The crisis is not looming——it is already there and worsening with every passing hour.
While the Press conference of a Sindh Minister Sharjeel Memon on Sunday afternoon was more of a follow-up of what the Karachi Corps Commander Lt. General Naveed Mukhtar had observed a day earlier with reference to the city’s fast-depleting water supplies, it is still heartening to note that the authorities concerned have decided to get up and initiate appropriate measures in this context to improve the availability of this most important basic need.
A couple of years ago, some relevant Pakistani government departments had hinted that the water availability in the country had plummeted from 5,300 cubic metres per person in 1950 to almost 1,000 cubic metres to touch the globally set water scarcity level, but no government functionary had moved.
It was also predicted that average agriculture produce in the country would drop 25 per cent by 2050 due to water shortage, resulting in increased poverty and hunger, but no eyebrows were raised in the cozy power corridors! Meanwhile, numerous reports from reputed institutions had pointed out that not only was the unabated over-pumping in the country depleting the ground water resource, but 5,000 million gallons of used and untreated wastewater was also being discharged into rivers and lakes——-hence polluting the source.
But all these alarming facts had fallen on deaf ears.
A research undertaken by the Jang Group and Geo Television Network, by taking into account the most recent studies of the United Nations, a renowned British risk management consultancy firm Messrs Verisk Maplecroft, the Asian Development Bank and the United States-based World Resources Institute having a staff of 450 scientists and economists, reveals that round 700 million people in 43 countries, including Pakistan, suffer from water scarcity today.

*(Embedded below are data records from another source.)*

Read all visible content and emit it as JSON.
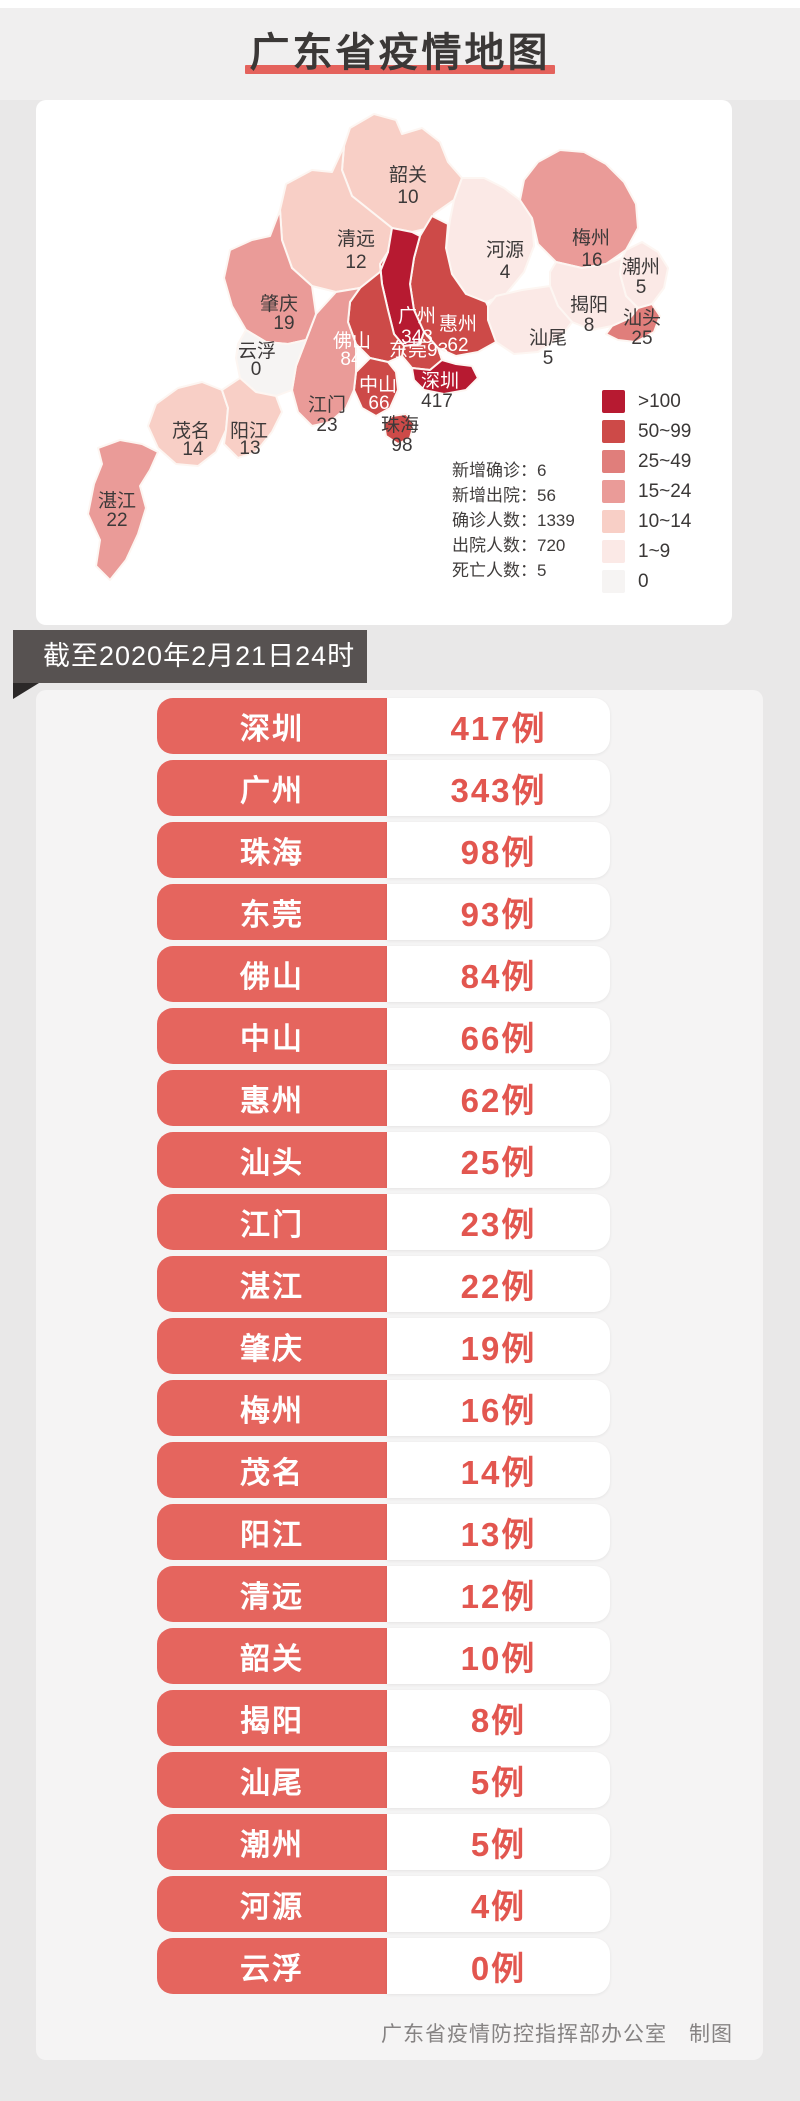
{
  "header": {
    "title": "广东省疫情地图",
    "accent_color": "#e4625c",
    "title_color": "#3b3837"
  },
  "map": {
    "band_colors": {
      "gt100": "#b71a31",
      "b50_99": "#cd4a48",
      "b25_49": "#e07e7b",
      "b15_24": "#ea9b98",
      "b10_14": "#f8cfc6",
      "b1_9": "#fbe9e6",
      "b0": "#f6f4f3"
    },
    "regions": [
      {
        "name": "韶关",
        "value": "10",
        "band": "b10_14"
      },
      {
        "name": "清远",
        "value": "12",
        "band": "b10_14"
      },
      {
        "name": "河源",
        "value": "4",
        "band": "b1_9"
      },
      {
        "name": "梅州",
        "value": "16",
        "band": "b15_24"
      },
      {
        "name": "潮州",
        "value": "5",
        "band": "b1_9"
      },
      {
        "name": "揭阳",
        "value": "8",
        "band": "b1_9"
      },
      {
        "name": "汕头",
        "value": "25",
        "band": "b25_49"
      },
      {
        "name": "汕尾",
        "value": "5",
        "band": "b1_9"
      },
      {
        "name": "惠州",
        "value": "62",
        "band": "b50_99"
      },
      {
        "name": "广州",
        "value": "343",
        "band": "gt100"
      },
      {
        "name": "东莞",
        "value": "93",
        "band": "b50_99"
      },
      {
        "name": "深圳",
        "value": "417",
        "band": "gt100"
      },
      {
        "name": "中山",
        "value": "66",
        "band": "b50_99"
      },
      {
        "name": "珠海",
        "value": "98",
        "band": "b50_99"
      },
      {
        "name": "佛山",
        "value": "84",
        "band": "b50_99"
      },
      {
        "name": "江门",
        "value": "23",
        "band": "b15_24"
      },
      {
        "name": "肇庆",
        "value": "19",
        "band": "b15_24"
      },
      {
        "name": "云浮",
        "value": "0",
        "band": "b0"
      },
      {
        "name": "茂名",
        "value": "14",
        "band": "b10_14"
      },
      {
        "name": "阳江",
        "value": "13",
        "band": "b10_14"
      },
      {
        "name": "湛江",
        "value": "22",
        "band": "b15_24"
      }
    ],
    "stats_lines": [
      "新增确诊：6",
      "新增出院：56",
      "确诊人数：1339",
      "出院人数：720",
      "死亡人数：5"
    ],
    "legend_items": [
      {
        "label": ">100",
        "band": "gt100"
      },
      {
        "label": "50~99",
        "band": "b50_99"
      },
      {
        "label": "25~49",
        "band": "b25_49"
      },
      {
        "label": "15~24",
        "band": "b15_24"
      },
      {
        "label": "10~14",
        "band": "b10_14"
      },
      {
        "label": "1~9",
        "band": "b1_9"
      },
      {
        "label": "0",
        "band": "b0"
      }
    ]
  },
  "banner": {
    "date_text": "截至2020年2月21日24时"
  },
  "table": {
    "cases_suffix": "例",
    "rows": [
      {
        "city": "深圳",
        "cases": "417例"
      },
      {
        "city": "广州",
        "cases": "343例"
      },
      {
        "city": "珠海",
        "cases": "98例"
      },
      {
        "city": "东莞",
        "cases": "93例"
      },
      {
        "city": "佛山",
        "cases": "84例"
      },
      {
        "city": "中山",
        "cases": "66例"
      },
      {
        "city": "惠州",
        "cases": "62例"
      },
      {
        "city": "汕头",
        "cases": "25例"
      },
      {
        "city": "江门",
        "cases": "23例"
      },
      {
        "city": "湛江",
        "cases": "22例"
      },
      {
        "city": "肇庆",
        "cases": "19例"
      },
      {
        "city": "梅州",
        "cases": "16例"
      },
      {
        "city": "茂名",
        "cases": "14例"
      },
      {
        "city": "阳江",
        "cases": "13例"
      },
      {
        "city": "清远",
        "cases": "12例"
      },
      {
        "city": "韶关",
        "cases": "10例"
      },
      {
        "city": "揭阳",
        "cases": "8例"
      },
      {
        "city": "汕尾",
        "cases": "5例"
      },
      {
        "city": "潮州",
        "cases": "5例"
      },
      {
        "city": "河源",
        "cases": "4例"
      },
      {
        "city": "云浮",
        "cases": "0例"
      }
    ],
    "row_color": "#e5655e"
  },
  "footer": {
    "credit": "广东省疫情防控指挥部办公室　制图"
  }
}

Global water use has been growing at more than twice the rate of population increase in the last century, hence leading to an increase in the number of regions that are chronically short of water.

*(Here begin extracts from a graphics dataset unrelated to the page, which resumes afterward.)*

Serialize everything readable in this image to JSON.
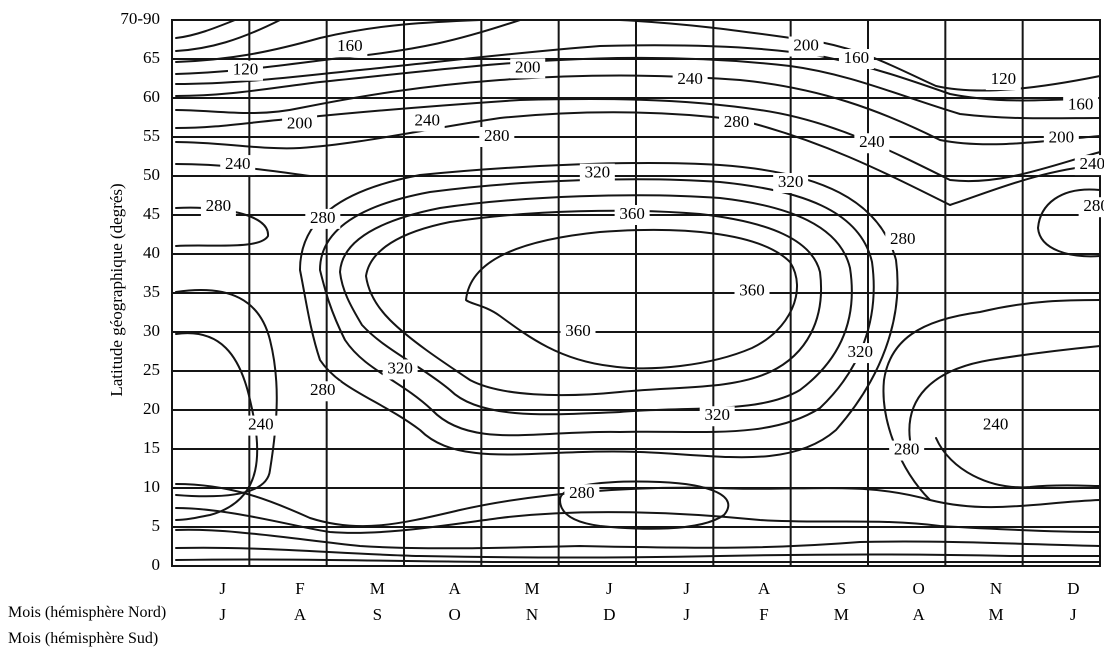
{
  "chart_data": {
    "type": "contour",
    "title": "",
    "ylabel": "Latitude géographique  (degrés)",
    "y_ticks": [
      "0",
      "5",
      "10",
      "15",
      "20",
      "25",
      "30",
      "35",
      "40",
      "45",
      "50",
      "55",
      "60",
      "65",
      "70-90"
    ],
    "ylim": [
      0,
      70
    ],
    "x_rows": [
      {
        "label": "Mois (hémisphère Nord)",
        "months": [
          "J",
          "F",
          "M",
          "A",
          "M",
          "J",
          "J",
          "A",
          "S",
          "O",
          "N",
          "D"
        ]
      },
      {
        "label": "Mois (hémisphère Sud)",
        "months": [
          "J",
          "A",
          "S",
          "O",
          "N",
          "D",
          "J",
          "F",
          "M",
          "A",
          "M",
          "J"
        ]
      }
    ],
    "grid": true,
    "contour_levels": [
      120,
      160,
      200,
      240,
      280,
      320,
      360
    ],
    "contour_labels": [
      {
        "text": "120",
        "month": 0.95,
        "lat": 63.5
      },
      {
        "text": "160",
        "month": 2.3,
        "lat": 66.5
      },
      {
        "text": "200",
        "month": 4.6,
        "lat": 63.8
      },
      {
        "text": "240",
        "month": 6.7,
        "lat": 62.3
      },
      {
        "text": "200",
        "month": 8.2,
        "lat": 66.6
      },
      {
        "text": "160",
        "month": 8.85,
        "lat": 65.0
      },
      {
        "text": "120",
        "month": 10.75,
        "lat": 62.3
      },
      {
        "text": "160",
        "month": 11.75,
        "lat": 59.0
      },
      {
        "text": "200",
        "month": 1.65,
        "lat": 56.6
      },
      {
        "text": "240",
        "month": 3.3,
        "lat": 57.0
      },
      {
        "text": "280",
        "month": 4.2,
        "lat": 55.0
      },
      {
        "text": "280",
        "month": 7.3,
        "lat": 56.8
      },
      {
        "text": "240",
        "month": 9.05,
        "lat": 54.2
      },
      {
        "text": "200",
        "month": 11.5,
        "lat": 54.8
      },
      {
        "text": "240",
        "month": 0.85,
        "lat": 51.4
      },
      {
        "text": "320",
        "month": 5.5,
        "lat": 50.3
      },
      {
        "text": "320",
        "month": 8.0,
        "lat": 49.1
      },
      {
        "text": "240",
        "month": 11.9,
        "lat": 51.4
      },
      {
        "text": "280",
        "month": 0.6,
        "lat": 46.0
      },
      {
        "text": "280",
        "month": 1.95,
        "lat": 44.5
      },
      {
        "text": "360",
        "month": 5.95,
        "lat": 45.0
      },
      {
        "text": "280",
        "month": 9.45,
        "lat": 41.8
      },
      {
        "text": "280",
        "month": 11.95,
        "lat": 46.0
      },
      {
        "text": "360",
        "month": 7.5,
        "lat": 35.2
      },
      {
        "text": "360",
        "month": 5.25,
        "lat": 30.0
      },
      {
        "text": "320",
        "month": 8.9,
        "lat": 27.3
      },
      {
        "text": "320",
        "month": 2.95,
        "lat": 25.2
      },
      {
        "text": "280",
        "month": 1.95,
        "lat": 22.4
      },
      {
        "text": "240",
        "month": 1.15,
        "lat": 18.0
      },
      {
        "text": "320",
        "month": 7.05,
        "lat": 19.2
      },
      {
        "text": "240",
        "month": 10.65,
        "lat": 18.0
      },
      {
        "text": "280",
        "month": 9.5,
        "lat": 14.8
      },
      {
        "text": "280",
        "month": 5.3,
        "lat": 9.2
      }
    ]
  }
}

By 2025, 1.8 billion people will be living in countries or regions with absolute water scarcity, and two-thirds of the world’s population could be living under water-stressed conditions. The United Nations has estimated that with the existing climate change scenario, almost half the world’s population will be living in areas of high water stress by 2030, including between 75 million and 250 million people in Africa.
And in addition, water scarcity in some arid and semi-arid places would displace between 24 million and 700 million people. Currently, around 1.2 billion people, or almost one-fifth of the world’s population, live in areas of physical scarcity, and 500 million people are approaching this situation.

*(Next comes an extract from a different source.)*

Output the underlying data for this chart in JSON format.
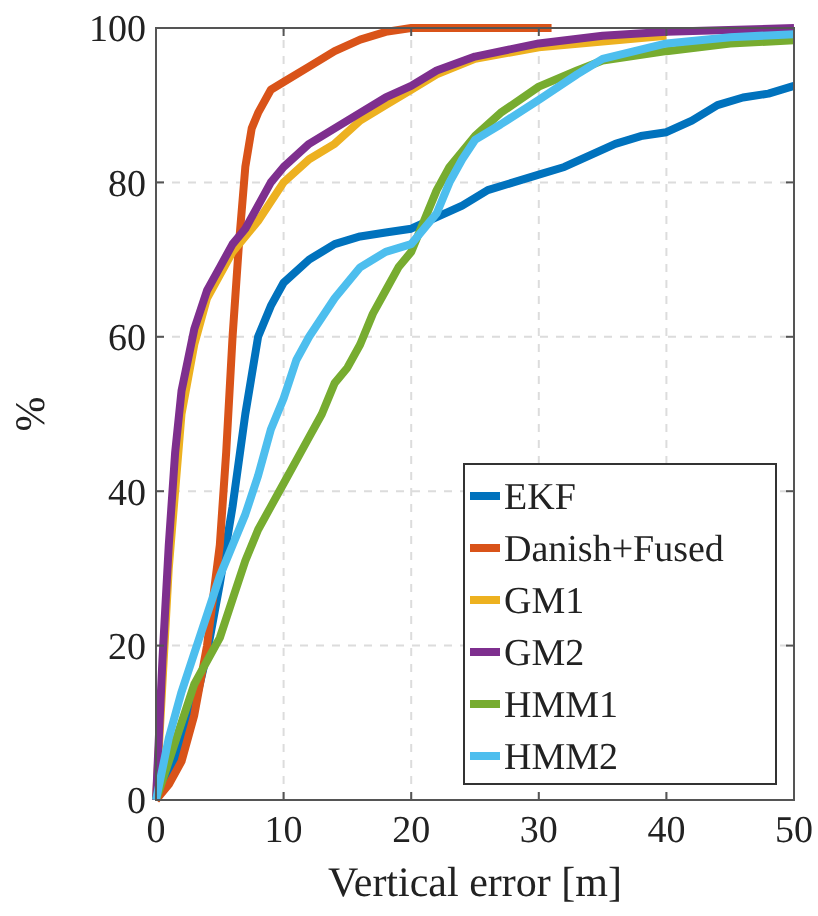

Moreover, another 1.6 billion people, or almost one quarter of the world’s population, face economic water shortage, especially in countries that lack the necessary infrastructure to take water from rivers and aquifers.
However, lessons can be learnt from extremely water-stressed countries like Singapore, which invests heavily in technology, international agreements, and responsible management, allowing it to meet its freshwater needs. Advanced rainwater capture systems contribute 20 percent of Singapore’s water supply, 40 percent is imported from Malaysia, grey water reuse adds 30 percent, and desalination produces the remaining 10 percent of the supply to meet the country’s total demand.
These innovative management plans have provided a stable water supply for Singapore’s industrial, agricultural, and domestic users-even in the face of significant baseline water stress.
According to World Health Organisation (WHO), at least 1.8 billion people worldwide are estimated to drink contaminated water.
Research tells that nowhere on Earth is the critical inter-relationship between water and energy more evident than in the Asia-Pacific region, home to 61 per cent of the world’s people and with its population expected to reach five billion by 2050. The Asian Development Bank forecasts a massive rise in energy consumption in the Asia-Pacific region: from barely 33 per cent of global consumption to 51-56 per cent by 2035.